The scientist imposes only two things, namely truth and sincerity, imposes them upon himself and upon other scientists – Erwin Schrodinger
As I noted the other day, we are spending an immense amount of money on Climate Change. The OMB says we have spent $77 billion domestically between 2008 and 2013. The Federal Climate Change Expenditures Report to Congress noted direct federal spending of $22 billion in 2013. The Climate Change Business Journal estimates the total global Climate Change Industry encompasses $1.5 trillion per year in total expenditures. That’s as much as is spent globally for online shopping.
I am now going to repeat a statement I made towards the start of this piece. I absolutely believe in Climate Change. We have concrete geological evidence of its existence. But I don’t know if we are currently undergoing Global Warming – the current data shows a plateau in temperatures for the last twenty years. If we are undergoing Global Warming, I have no idea by what degree, nor how long or short the cycle. I do not know the magnitude of human generated influences nor their direct impact on our climate. I believe that human generation of large amounts of carbon dioxide cannot be good for our species but I don’t know or understand the true impact of doing so. I suspect undersea volcanic activity plays a large role in climate change but I have no idea of accuracy, nor scale or direction. In short, I simply don’t know. Nor, I suspect, does anyone with any degree of certainty.
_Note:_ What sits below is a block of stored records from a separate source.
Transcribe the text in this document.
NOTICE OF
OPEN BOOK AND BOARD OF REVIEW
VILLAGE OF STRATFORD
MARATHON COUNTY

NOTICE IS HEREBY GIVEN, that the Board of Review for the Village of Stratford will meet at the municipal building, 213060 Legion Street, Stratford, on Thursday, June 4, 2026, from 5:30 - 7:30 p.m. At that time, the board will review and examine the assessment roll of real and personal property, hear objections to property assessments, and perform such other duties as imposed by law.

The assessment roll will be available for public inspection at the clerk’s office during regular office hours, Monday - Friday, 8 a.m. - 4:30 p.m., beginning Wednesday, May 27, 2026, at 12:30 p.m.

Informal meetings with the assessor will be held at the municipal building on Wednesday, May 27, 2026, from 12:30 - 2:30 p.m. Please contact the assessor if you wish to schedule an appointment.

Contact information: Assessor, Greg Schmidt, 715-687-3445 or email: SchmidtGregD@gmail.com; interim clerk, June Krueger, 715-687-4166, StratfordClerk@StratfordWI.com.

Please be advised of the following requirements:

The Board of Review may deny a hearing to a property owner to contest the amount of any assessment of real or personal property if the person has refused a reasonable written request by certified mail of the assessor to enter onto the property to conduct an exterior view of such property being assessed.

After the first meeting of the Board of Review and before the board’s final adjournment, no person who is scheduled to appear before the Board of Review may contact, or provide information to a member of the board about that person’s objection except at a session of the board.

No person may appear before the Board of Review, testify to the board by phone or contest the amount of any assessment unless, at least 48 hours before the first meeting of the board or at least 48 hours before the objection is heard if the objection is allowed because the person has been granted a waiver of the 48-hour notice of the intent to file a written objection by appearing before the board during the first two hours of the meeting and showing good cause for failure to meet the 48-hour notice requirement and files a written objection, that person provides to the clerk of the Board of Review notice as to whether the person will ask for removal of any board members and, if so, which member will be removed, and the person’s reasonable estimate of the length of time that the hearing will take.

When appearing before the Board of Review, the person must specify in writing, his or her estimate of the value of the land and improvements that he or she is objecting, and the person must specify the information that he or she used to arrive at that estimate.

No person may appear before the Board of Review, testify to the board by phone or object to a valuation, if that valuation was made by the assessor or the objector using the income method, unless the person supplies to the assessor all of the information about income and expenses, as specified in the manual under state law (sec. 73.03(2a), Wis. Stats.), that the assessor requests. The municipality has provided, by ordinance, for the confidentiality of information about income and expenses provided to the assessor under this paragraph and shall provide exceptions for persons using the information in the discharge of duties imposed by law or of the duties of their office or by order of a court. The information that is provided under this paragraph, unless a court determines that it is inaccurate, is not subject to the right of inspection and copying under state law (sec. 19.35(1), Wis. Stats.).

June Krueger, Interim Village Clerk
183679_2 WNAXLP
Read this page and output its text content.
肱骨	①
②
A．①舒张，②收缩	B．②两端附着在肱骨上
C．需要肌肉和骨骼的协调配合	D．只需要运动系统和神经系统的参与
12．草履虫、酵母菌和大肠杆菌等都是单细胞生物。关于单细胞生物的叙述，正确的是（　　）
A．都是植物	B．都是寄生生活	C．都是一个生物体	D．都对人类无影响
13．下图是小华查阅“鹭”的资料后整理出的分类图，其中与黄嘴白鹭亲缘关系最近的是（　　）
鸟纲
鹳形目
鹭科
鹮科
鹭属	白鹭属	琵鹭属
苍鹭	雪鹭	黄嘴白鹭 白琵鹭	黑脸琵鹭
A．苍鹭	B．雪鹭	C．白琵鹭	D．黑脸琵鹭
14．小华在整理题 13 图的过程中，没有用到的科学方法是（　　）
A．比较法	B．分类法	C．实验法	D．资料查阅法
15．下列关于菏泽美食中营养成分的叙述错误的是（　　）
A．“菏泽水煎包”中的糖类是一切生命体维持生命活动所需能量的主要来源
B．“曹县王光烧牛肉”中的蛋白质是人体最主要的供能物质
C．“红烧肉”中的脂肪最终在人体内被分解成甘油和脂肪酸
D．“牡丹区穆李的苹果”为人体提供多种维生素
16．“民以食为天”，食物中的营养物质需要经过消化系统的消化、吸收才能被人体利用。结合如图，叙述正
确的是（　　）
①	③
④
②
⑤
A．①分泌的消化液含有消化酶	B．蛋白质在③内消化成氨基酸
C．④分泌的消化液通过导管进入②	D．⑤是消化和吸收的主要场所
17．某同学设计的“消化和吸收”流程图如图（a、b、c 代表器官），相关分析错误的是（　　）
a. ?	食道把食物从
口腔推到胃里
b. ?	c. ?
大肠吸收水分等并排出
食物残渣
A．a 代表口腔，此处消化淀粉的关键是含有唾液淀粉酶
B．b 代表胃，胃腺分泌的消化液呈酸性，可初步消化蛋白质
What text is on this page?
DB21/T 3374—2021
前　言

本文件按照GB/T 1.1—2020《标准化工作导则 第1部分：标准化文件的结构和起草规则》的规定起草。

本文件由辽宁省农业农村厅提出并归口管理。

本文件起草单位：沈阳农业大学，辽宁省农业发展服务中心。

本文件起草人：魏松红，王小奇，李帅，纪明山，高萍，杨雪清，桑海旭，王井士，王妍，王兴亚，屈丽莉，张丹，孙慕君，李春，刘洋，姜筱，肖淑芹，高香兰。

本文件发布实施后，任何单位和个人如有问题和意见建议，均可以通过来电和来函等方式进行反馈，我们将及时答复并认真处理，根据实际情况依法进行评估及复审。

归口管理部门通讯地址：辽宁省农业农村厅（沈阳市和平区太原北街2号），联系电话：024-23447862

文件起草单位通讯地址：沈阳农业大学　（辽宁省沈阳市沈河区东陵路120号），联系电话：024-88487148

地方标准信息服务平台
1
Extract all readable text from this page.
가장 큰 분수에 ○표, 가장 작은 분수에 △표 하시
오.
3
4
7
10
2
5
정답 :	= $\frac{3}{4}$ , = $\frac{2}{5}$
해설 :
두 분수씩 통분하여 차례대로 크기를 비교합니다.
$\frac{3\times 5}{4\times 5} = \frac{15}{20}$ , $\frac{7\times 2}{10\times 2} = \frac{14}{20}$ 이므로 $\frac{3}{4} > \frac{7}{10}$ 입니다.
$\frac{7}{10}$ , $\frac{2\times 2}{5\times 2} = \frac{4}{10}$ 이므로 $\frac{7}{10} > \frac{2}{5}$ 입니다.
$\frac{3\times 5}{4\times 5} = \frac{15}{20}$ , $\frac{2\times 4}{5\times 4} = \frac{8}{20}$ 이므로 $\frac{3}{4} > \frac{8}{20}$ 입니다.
Honesty and transparency are two hallmarks of science. Reproducibility of results is paramount. But we seem to be seeing little of this in the ongoing – and highly politicized – debate over Global Warming. I was skeptical over the near hysteria on the topic when I started this project. The seeming one-sidedness and lack of open debate on what is clearly an immensely complex topic was exactly the reason I decided to take a hard look into the matter. What I found was more alarming than anticipated. It led me to question virtually all the results put forth by the IPCC. The IPCC models lack transparency, are built on assumptional layers of potentially flawed data, are subject to ongoing data revision, and have failed to demonstrate predictive ability. The IPCC, as an organization and in its results, is clearly subject to intense politicization – in their operations, in their creation and collection of data – and in the dissemination of that data through their published conclusions. Yet we spend billions – even trillions – as a result of the published results.
“Science has an unfortunate habit of discovering information politicians don’t want to hear, largely because it has some bearing on reality.” – Stephen L. Burns
I am hopeful that as we transition through a new administration we may be able to engage in a more open – and honest – discussion of the topic. One free from Political Correctness and more inclusive of the honest endeavor of science. I don’t have a vested interest or hidden agenda in my discussion on Climate Change. But I most surely have an interest in truth. As a citizen I have a vested interest in honest results and honest discussion. If our climate is truly warming I want to know the facts and I want to know what I can do about it. 
What I want is unbiased, scientific research free from political manipulation. If I can get these things I will gladly take the answers. Whatever they may be.